Thursday, December 11, 2008

The Milky Way

The Milky Way (Latin: Via Lactea) is a barred spiral galaxy; a gravitationally bound collection of roughly two hundred billion stars. As part of the Local Group of galaxies, the Milky Way is one of billions of galaxies in the observable universe and is the home galaxy of our Solar System. The plane of the Milky Way galaxy is visible from Earth as a band of light in the night sky, and it is the appearance of this band of light which has inspired the name for our galaxy. Our Sun is one of these stars and is located roughly 24,000 light years (or 8000 parsecs) from the center of our the Milky Way.

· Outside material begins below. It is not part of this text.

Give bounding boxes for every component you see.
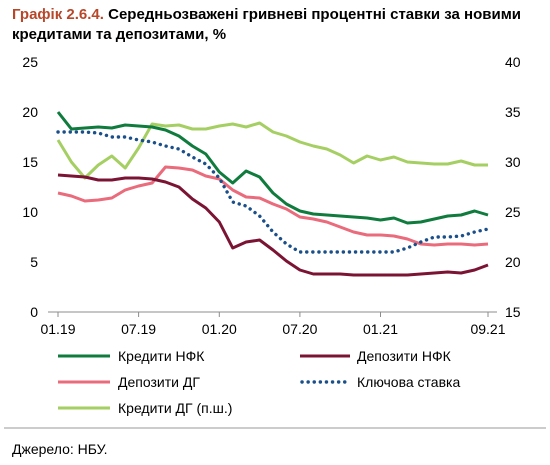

The Milky Way, along with Andromeda Galaxy, is the most massive member of the the Local Group and has a system of satellite galaxies. Viewed from the Earth, the Milky Way galaxy appears in the night sky as a hazy band of white light which originates from stars and other material that lie within the galactic plane. The center of the galaxy is in the direction of Sagittarius. The stellar disk of the Milky Way galaxy is approximately 100,000 light-years in diameter, and is believed to be, on average, about 1,000 ly (9.5×1015 km) thick and is estimated to contain at least 200 billion stars.

The age of the Milky Way is estimated to be about 13.2 billion years, nearly as old as the universe itself. This estimate is based on research by a team of astronomers in 2004 using the UV-Visual Echelle Spectrograph of the Very Large Telescope to measure, for the first time, the beryllium content of two stars in globular cluster NGC 6397.